Entering edit mode
4.0 years ago
doinelpierrot
▴
50
Hello all,
I would like to run a blastx on a fasta file in order to perform a quick functionnal annotation on swissprot.
So I ran succesfully :
blastx -query "${QUERY}" -db "${BANK}" -out ${OUT_FILE} -max_target_seqs 1 ${BLAST_PARAM} -num_threads $NCPUS -outfmt "6 qseqid sseqid sacc pident length evalue bitscore"
However the output for my first line looks like this :
TRINITY_DN80826_c0_g1_i1 PIAS1_HUMAN PIAS1_HUMAN 58.879 107 2.52e-36 132
First don't understand why there is no hit accession in column 3 and : it is supposed to be given by the option sacc, and also there is one in blast web version !

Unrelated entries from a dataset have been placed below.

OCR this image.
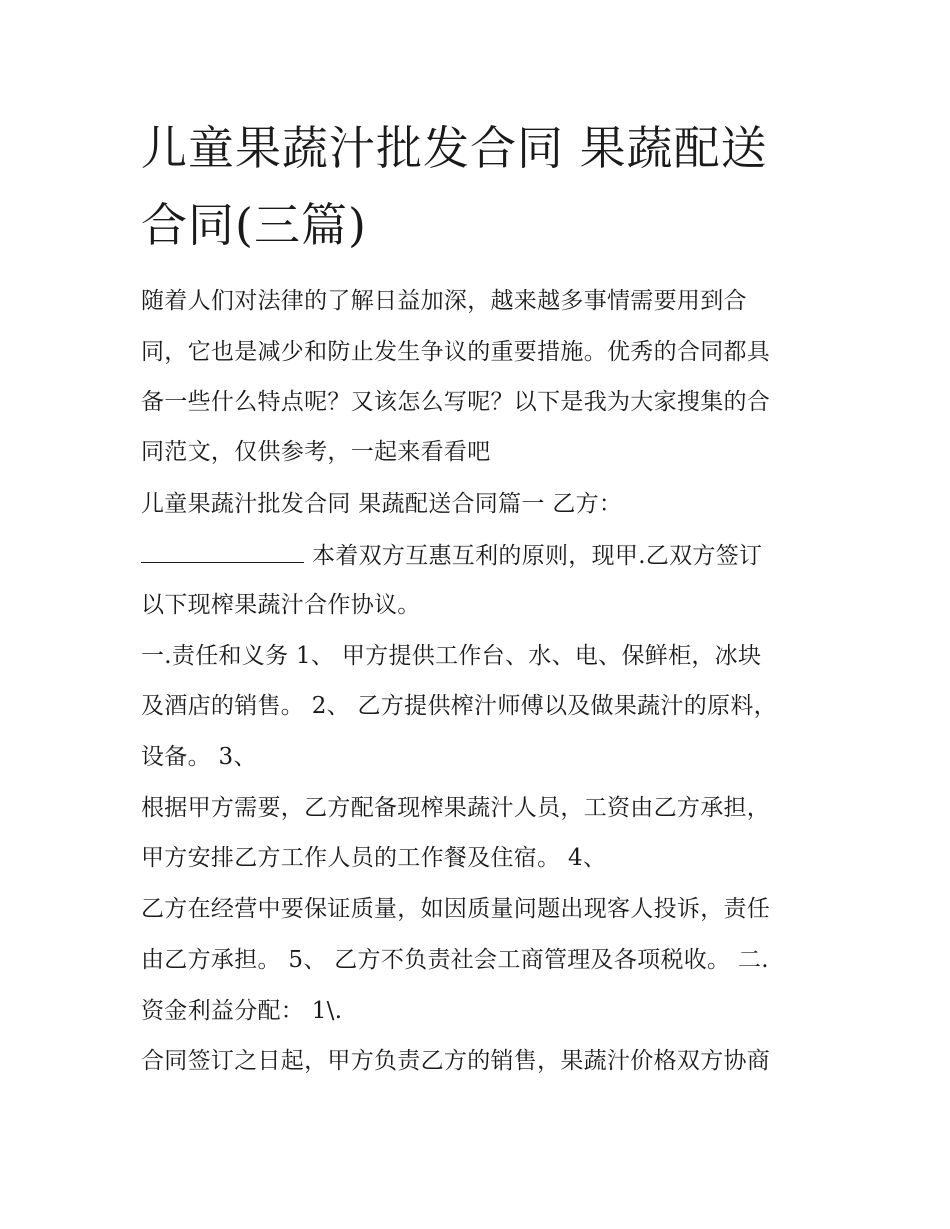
儿童果蔬汁批发合同 果蔬配送
合同(三篇)
随着人们对法律的了解日益加深，越来越多事情需要用到合
同，它也是减少和防止发生争议的重要措施。优秀的合同都具
备一些什么特点呢？又该怎么写呢？以下是我为大家搜集的合
同范文，仅供参考，一起来看看吧
儿童果蔬汁批发合同 果蔬配送合同篇一 乙方：
本着双方互惠互利的原则，现甲.乙双方签订
以下现榨果蔬汁合作协议。
一.责任和义务 1、 甲方提供工作台、水、电、保鲜柜，冰块
及酒店的销售。 2、 乙方提供榨汁师傅以及做果蔬汁的原料，
设备。 3、
根据甲方需要，乙方配备现榨果蔬汁人员，工资由乙方承担，
甲方安排乙方工作人员的工作餐及住宿。 4、
乙方在经营中要保证质量，如因质量问题出现客人投诉，责任
由乙方承担。 5、 乙方不负责社会工商管理及各项税收。 二.
资金利益分配： 1\.
合同签订之日起，甲方负责乙方的销售，果蔬汁价格双方协商
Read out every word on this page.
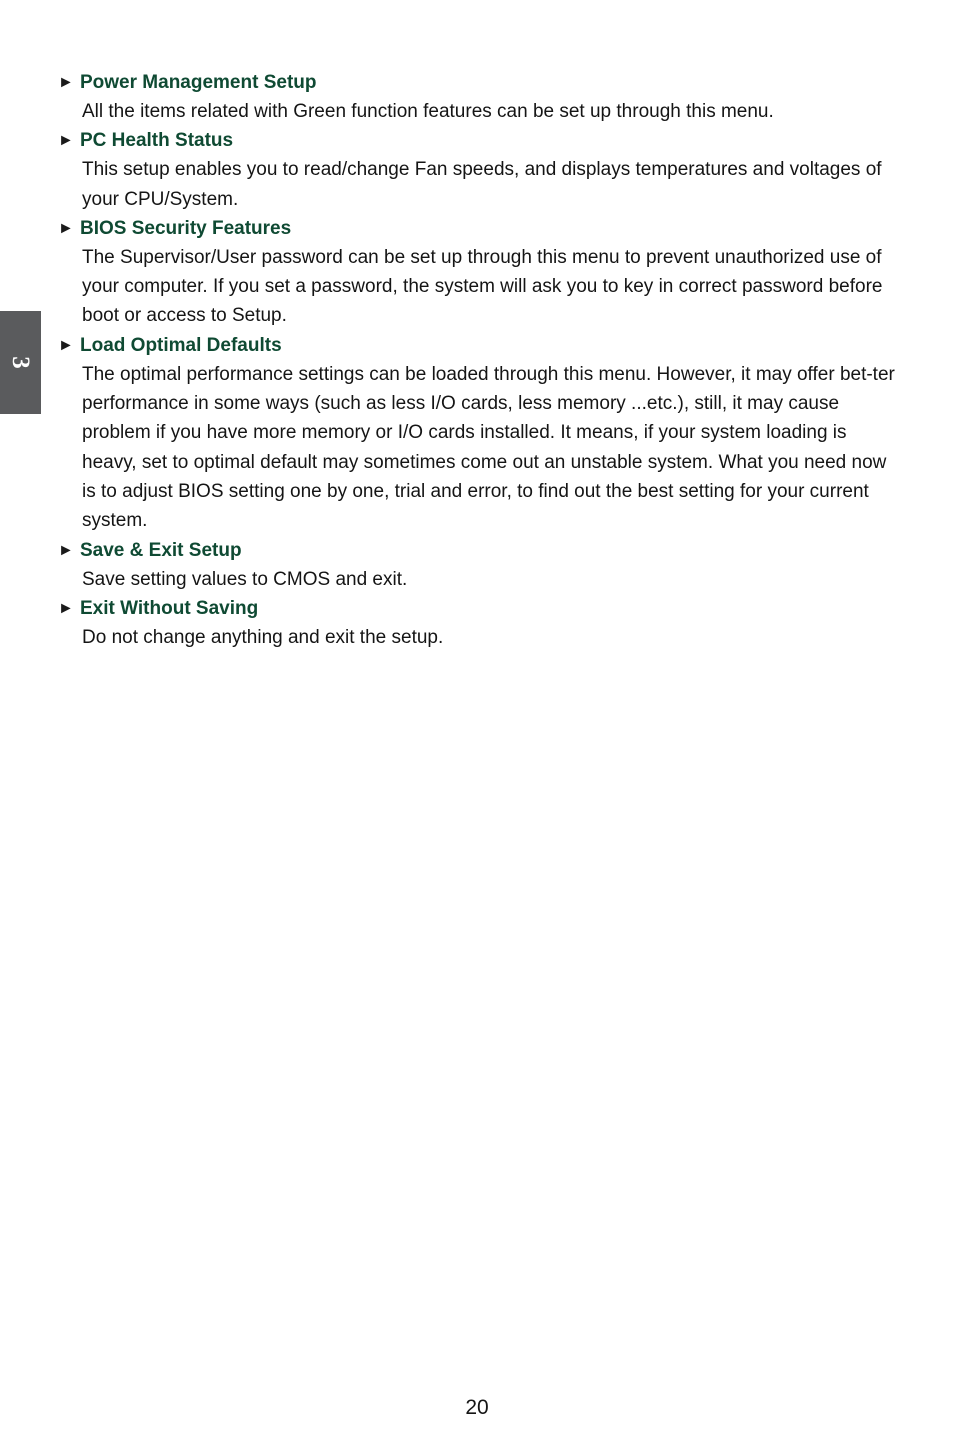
3
► Power Management Setup

All the items related with Green function features can be set up through this menu.

► PC Health Status

This setup enables you to read/change Fan speeds, and displays temperatures and voltages of your CPU/System.

► BIOS Security Features

The Supervisor/User password can be set up through this menu to prevent unauthorized use of your computer. If you set a password, the system will ask you to key in correct password before boot or access to Setup.

► Load Optimal Defaults

The optimal performance settings can be loaded through this menu. However, it may offer bet-ter performance in some ways (such as less I/O cards, less memory ...etc.), still, it may cause problem if you have more memory or I/O cards installed. It means, if your system loading is heavy, set to optimal default may sometimes come out an unstable system. What you need now is to adjust BIOS setting one by one, trial and error, to find out the best setting for your current system.

► Save & Exit Setup

Save setting values to CMOS and exit.

► Exit Without Saving

Do not change anything and exit the setup.

20
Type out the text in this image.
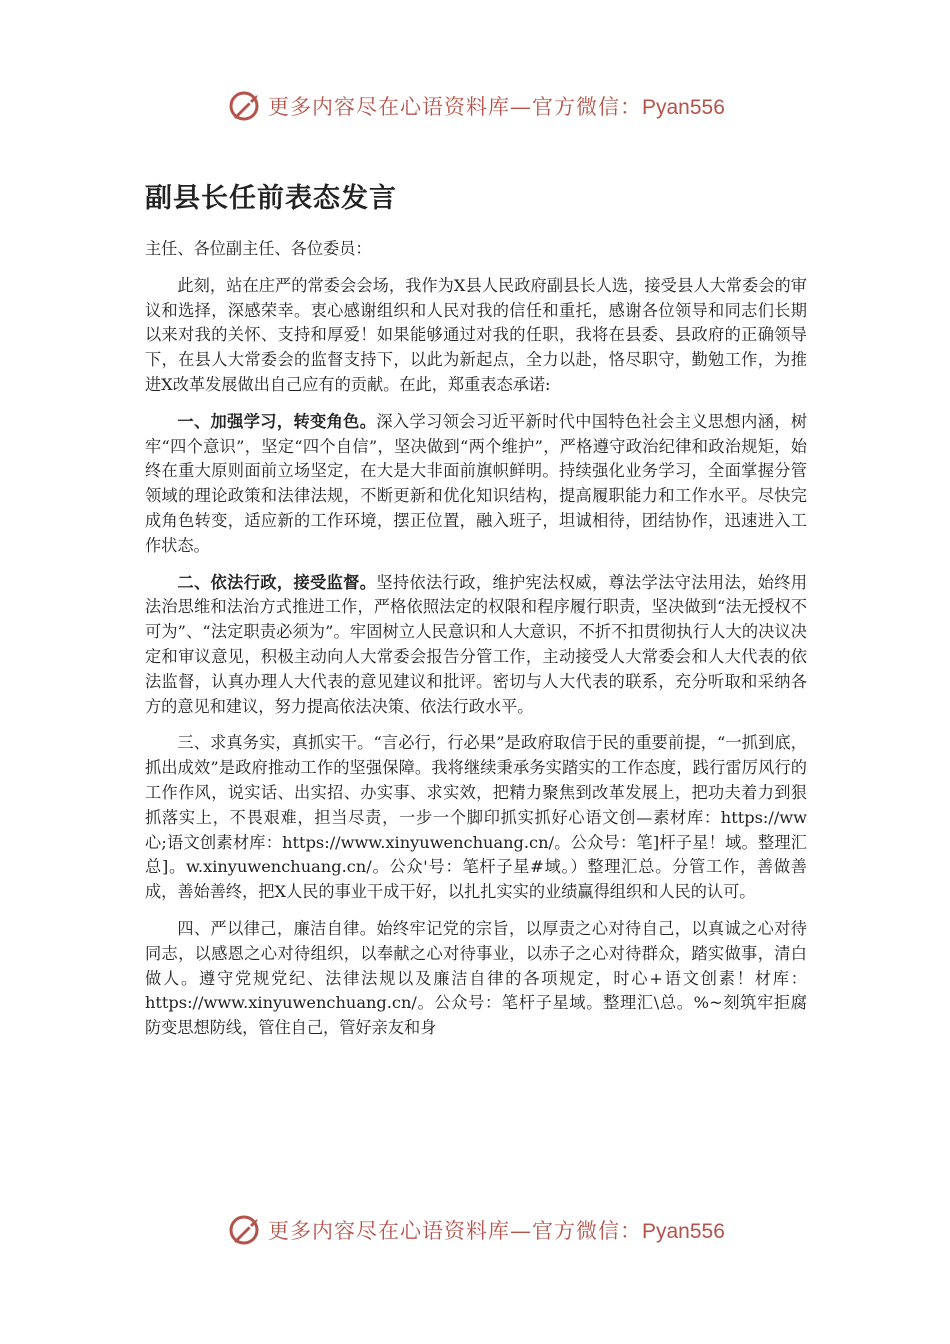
更多内容尽在心语资料库—官方微信：Pyan556
副县长任前表态发言

主任、各位副主任、各位委员：

此刻，站在庄严的常委会会场，我作为X县人民政府副县长人选，接受县人大常委会的审议和选择，深感荣幸。衷心感谢组织和人民对我的信任和重托，感谢各位领导和同志们长期以来对我的关怀、支持和厚爱！如果能够通过对我的任职，我将在县委、县政府的正确领导下，在县人大常委会的监督支持下，以此为新起点，全力以赴，恪尽职守，勤勉工作，为推进X改革发展做出自己应有的贡献。在此，郑重表态承诺:

一、加强学习，转变角色。深入学习领会习近平新时代中国特色社会主义思想内涵，树牢“四个意识”，坚定“四个自信”，坚决做到“两个维护”，严格遵守政治纪律和政治规矩，始终在重大原则面前立场坚定，在大是大非面前旗帜鲜明。持续强化业务学习，全面掌握分管领域的理论政策和法律法规，不断更新和优化知识结构，提高履职能力和工作水平。尽快完成角色转变，适应新的工作环境，摆正位置，融入班子，坦诚相待，团结协作，迅速进入工作状态。

二、依法行政，接受监督。坚持依法行政，维护宪法权威，尊法学法守法用法，始终用法治思维和法治方式推进工作，严格依照法定的权限和程序履行职责，坚决做到“法无授权不可为”、“法定职责必须为”。牢固树立人民意识和人大意识，不折不扣贯彻执行人大的决议决定和审议意见，积极主动向人大常委会报告分管工作，主动接受人大常委会和人大代表的依法监督，认真办理人大代表的意见建议和批评。密切与人大代表的联系，充分听取和采纳各方的意见和建议，努力提高依法决策、依法行政水平。

三、求真务实，真抓实干。“言必行，行必果”是政府取信于民的重要前提，“一抓到底，抓出成效”是政府推动工作的坚强保障。我将继续秉承务实踏实的工作态度，践行雷厉风行的工作作风，说实话、出实招、办实事、求实效，把精力聚焦到改革发展上，把功夫着力到狠抓落实上，不畏艰难，担当尽责，一步一个脚印抓实抓好心语文创—素材库：https://ww 心;语文创素材库：https://www.xinyuwenchuang.cn/。公众号：笔]杆子星！域。整理汇总]。w.xinyuwenchuang.cn/。公众'号：笔杆子星#域。）整理汇总。分管工作，善做善成，善始善终，把X人民的事业干成干好，以扎扎实实的业绩赢得组织和人民的认可。

四、严以律己，廉洁自律。始终牢记党的宗旨，以厚责之心对待自己，以真诚之心对待同志，以感恩之心对待组织，以奉献之心对待事业，以赤子之心对待群众，踏实做事，清白做人。遵守党规党纪、法律法规以及廉洁自律的各项规定，时心+语文创素！材库：https://www.xinyuwenchuang.cn/。公众号：笔杆子星域。整理汇\总。%~刻筑牢拒腐防变思想防线，管住自己，管好亲友和身

更多内容尽在心语资料库—官方微信：Pyan556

Second, when I run web blast on web version I have as a result in description column :
RecName: Full=E3 SUMO-protein ligase PIAS1; AltName: Full=DEAD/H box-binding protein 1; AltName: Full=E3 SUMO-protein transferase PIAS1; AltName: Full=Gu-binding protein; Short=GBP; AltName: Full=Protein inhibitor of activated STAT protein 1; AltName: Full=RNA helicase II-binding protein [Homo sapiens]
How to have this information command line and not only a gene name like I do ?
Thank you for your help !
Take a look at the options for
-outfmt 6
and make changes to options you are adding. Full list of options is here.things like
PIAS1_HUMAN
are the swissprot accession IDs , so you actually got what you asked for. For more informative info do what @genomax said and change the output you request from the blast run (eg. usesallacc
or the default output )I have tried sallacc and it gives me also the swissprot accession. Is there any way to also get the ncbi accession (for instance O75925 for PIAS1_HUMAN) ?
is that a DB you created yourself locally?
if so (and seeing that adding sallacc only returns the swissprot ID) it might be you did not format it correctly ...
Does your db actually include such info? Maybe there's a map file you can later join with the blast output?